Monday, March 23, 2015

You Were A Wizard, Harry

"Vimes had found old Stoneface's journal in the Unseen University library.

The man had been hard, no doubt about that. But they were hard times.

He'd written: 'In the Fyres of Struggle let us bake New Men, who Will Notte heed the old Lies.' But the old lies had won in the end.

He said to people: you're free.

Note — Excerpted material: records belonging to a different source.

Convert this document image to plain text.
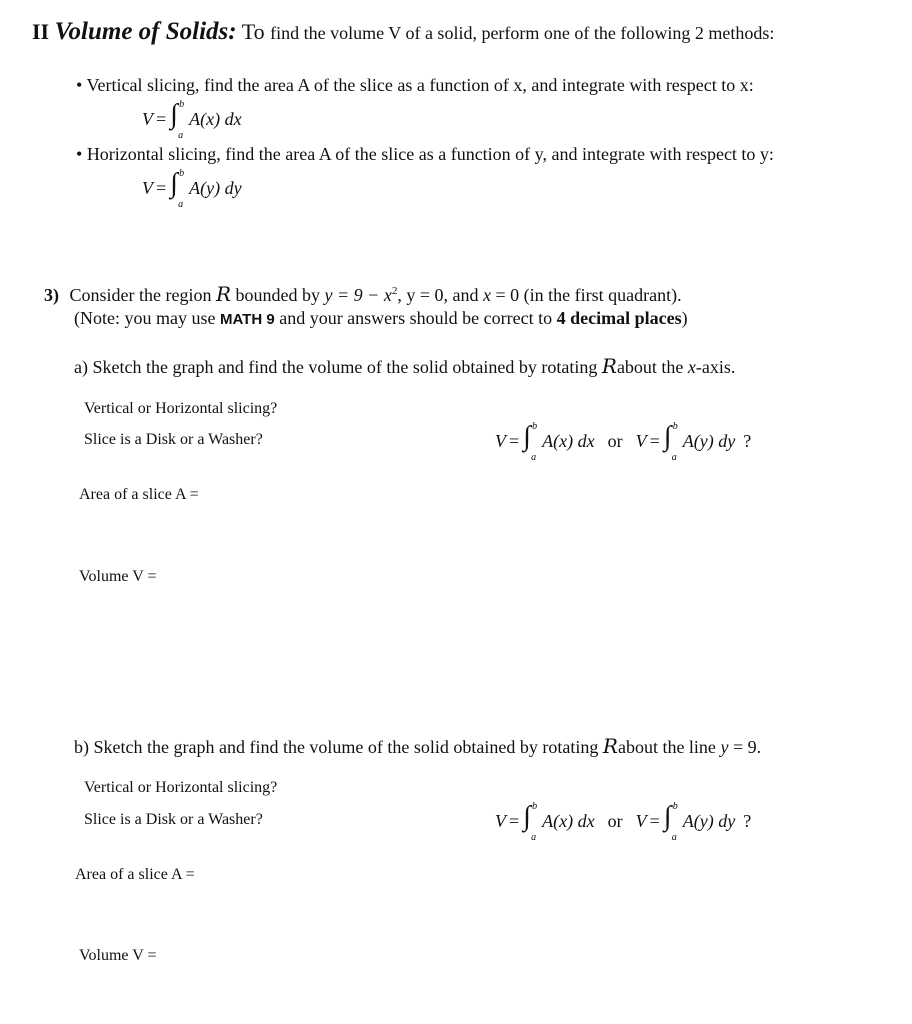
II Volume of Solids: To find the volume V of a solid, perform one of the following 2 methods:
• Vertical slicing, find the area A of the slice as a function of x, and integrate with respect to x:
V = ∫ b
a
A(x) dx
• Horizontal slicing, find the area A of the slice as a function of y, and integrate with respect to y:
V = ∫ b
a
A(y) dy
3) Consider the region R bounded by $y = 9 - x^2$, y = 0, and x = 0 (in the first quadrant).
(Note: you may use MATH 9 and your answers should be correct to 4 decimal places)
a) Sketch the graph and find the volume of the solid obtained by rotating Rabout the x-axis.
Vertical or Horizontal slicing?
Slice is a Disk or a Washer?	V = ∫ b
a
A(x) dx or V = ∫ b
a
A(y) dy ?
Area of a slice A =
Volume V =
b) Sketch the graph and find the volume of the solid obtained by rotating Rabout the line y = 9.
Vertical or Horizontal slicing?
Slice is a Disk or a Washer?	V = ∫ b
a
A(x) dx or V = ∫ b
a
A(y) dy ?
Area of a slice A =
Volume V =
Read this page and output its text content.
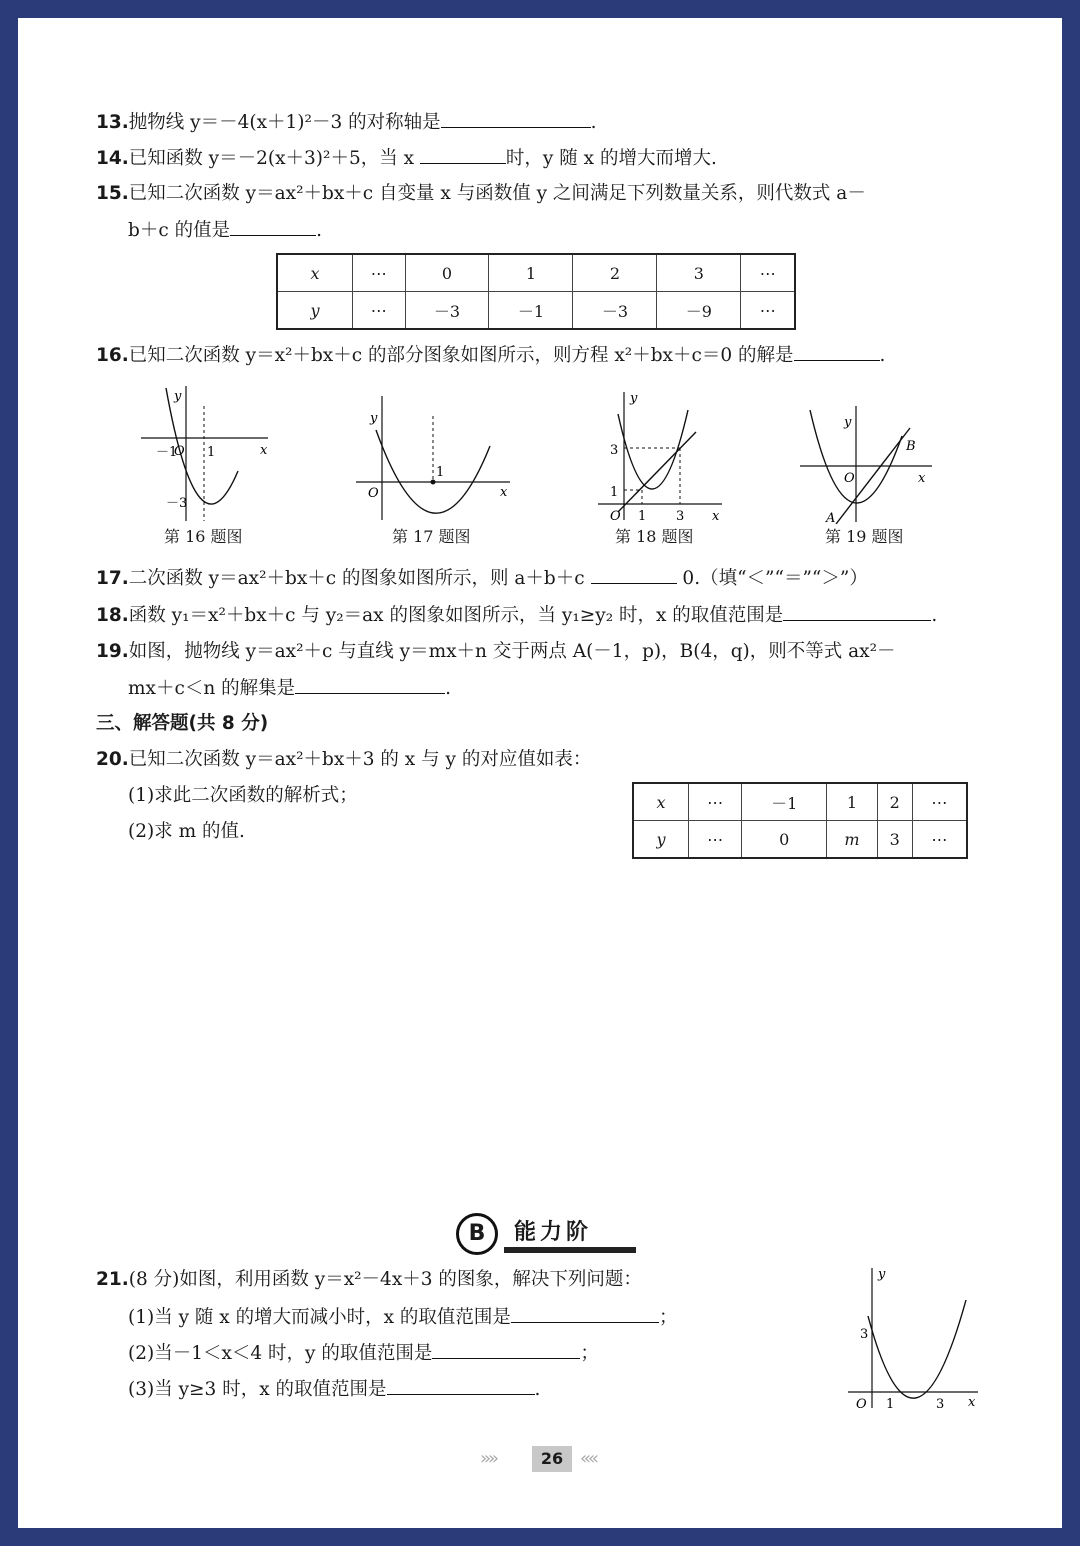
13.抛物线 y＝－4(x＋1)²－3 的对称轴是	.
14.已知函数 y＝－2(x＋3)²＋5，当 x	时，y 随 x 的增大而增大.
15.已知二次函数 y＝ax²＋bx＋c 自变量 x 与函数值 y 之间满足下列数量关系，则代数式 a－
b＋c 的值是	.
x	⋯	0	1	2	3	⋯
y	⋯	－3	－1	－3	－9	⋯
16.已知二次函数 y＝x²＋bx＋c 的部分图象如图所示，则方程 x²＋bx＋c＝0 的解是	.
y
x
O
－1 1
－3
第 16 题图
y
x
O
1
第 17 题图
y
x
O
3
1
1 3
第 18 题图
y
x
O
A
B
第 19 题图
17.二次函数 y＝ax²＋bx＋c 的图象如图所示，则 a＋b＋c	0.（填“＜”“＝”“＞”）
18.函数 y₁＝x²＋bx＋c 与 y₂＝ax 的图象如图所示，当 y₁≥y₂ 时，x 的取值范围是	.
19.如图，抛物线 y＝ax²＋c 与直线 y＝mx＋n 交于两点 A(－1，p)，B(4，q)，则不等式 ax²－
mx＋c＜n 的解集是	.
三、解答题(共 8 分)
20.已知二次函数 y＝ax²＋bx＋3 的 x 与 y 的对应值如表：
(1)求此二次函数的解析式；
(2)求 m 的值.
x	⋯	－1	1	2	⋯
y	⋯	0	m	3	⋯
B	能力阶
21.(8 分)如图，利用函数 y＝x²－4x＋3 的图象，解决下列问题：
(1)当 y 随 x 的增大而减小时，x 的取值范围是	；
(2)当－1＜x＜4 时，y 的取值范围是	；
(3)当 y≥3 时，x 的取值范围是	.
y
x
O
3
1	3
»»	26 ««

And they said hooray, and then he showed them what freedom costs and they called him a tyrant and, as soon as he'd been betrayed, they milled around a bit like barn-bred chickens who've seen the big world outside for the first time, and then they went back into the warm and shut the door-"

--Terry Pratchett, Feet of Clay

Monday, March 09, 2015

Poems That Don’t Rhyme

Poems That Don’t Rhyme

There are things that annoy me; they render me unhinged:
Like bells that were off-colour, they incorrectly tinged.
They’re written by lovers and those who are spurned;
And also by scholars, those men who are learned;
They’re penned down by artists who make such a fuss;
And those nature-lovers who fawn over does.
I know those that say it’s not much of a crime,
But I really can’t stand poems that don’t echo.

There are those who can pun on a run-on sentence,
Weaving witty words that enchant and entrance;
Spoken word’s tolerable if it’s give and take,
And haikus are swell when you’ve swallowed some sake –
But a printed down piece, I have to concede
I’ve a terrible need voicing what I just read.
It’s jarring when those sounds don’t match up on time,
And that’s why I don’t like poems that don’t sound right.

If there were a contest, Dr Seuss would win it!
Every clause has a pause, and his flaws are minute.
Ogden Nash too, is on solid rhyme ground:
His stanzas are sharp, but sometimes they wound.
As are the lyrics that at concerts they blare;
Their rhythmic pattern makes me shed a tear.
These are the verses that are in their prime!
Not like those hateful poems that don’t end in homonyms.

Let’s veto all free verse, this era’s cliché,
And let all our diphthongs jostle and buffet;
It’d be so much better! Much better instead,
If we all raise our pencils and follow my lead.
It might not be brilliant as I may have hoped,
But you won’t get run over by a bike or a moped.
It will be outstanding and simply sublime,
If we all could stop writing poems that don’t use similar-sounding syllables.